October 16, 2007
You're messin' up the rotation: Puff, Puff, Give! Puff, Puff, Give!
How much fun do you think Nic Blanford had researching this article?
Bekaa Valley, Lebanon - Ali plucks a sprig of the cannabis sativa plant and sniffs its distinctive leaves with appreciation. This Lebanese farmer's field of marijuana, a splash of bright green on the sun-baked plains of eastern Lebanon's Bekaa Valley, will yield around 15 kilograms (33 pounds) of cannabis resin, or hashish, which he will sell for about $10,000, many times more than he could hope to earn from legitimate crops and for almost no work at all.

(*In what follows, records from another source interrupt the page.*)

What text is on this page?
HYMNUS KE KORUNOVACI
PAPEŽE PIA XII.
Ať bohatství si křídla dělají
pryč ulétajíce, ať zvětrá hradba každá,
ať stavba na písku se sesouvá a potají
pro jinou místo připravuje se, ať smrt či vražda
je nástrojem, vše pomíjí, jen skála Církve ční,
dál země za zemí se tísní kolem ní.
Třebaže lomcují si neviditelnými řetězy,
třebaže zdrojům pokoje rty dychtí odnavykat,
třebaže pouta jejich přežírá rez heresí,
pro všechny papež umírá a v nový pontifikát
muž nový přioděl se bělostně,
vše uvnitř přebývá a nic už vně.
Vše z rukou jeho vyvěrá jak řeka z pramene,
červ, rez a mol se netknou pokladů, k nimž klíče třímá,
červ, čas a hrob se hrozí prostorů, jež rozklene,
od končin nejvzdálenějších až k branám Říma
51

"All I have to do is throw the seeds on the ground, add a little water, and that's it," says Ali, who spoke on the condition that his full name was not used. "I would be crazy not to grow [marijuana]."
It has been a bumper year for marijuana cultivation in the Bekaa Valley, the largest, growers say, since the "golden years" of Lebanon's 1975-1990 civil war, when marijuana and heroin grown and processed here flooded the markets of Europe and the United States.
Hashish production is illegal in Lebanon, and each year since the early 1990s police backed by troops bulldoze the crops before they can be harvested, leaving farmers penniless. But the failure of United Nations and government programs to encourage the growth of legitimate crops, coupled with months of political crisis, deteriorating economic prospects, and a frail security climate have encouraged farmers to return to large-scale marijuana cultivation.
"The worse the security situation is in Lebanon, the more we can grow," says Ali.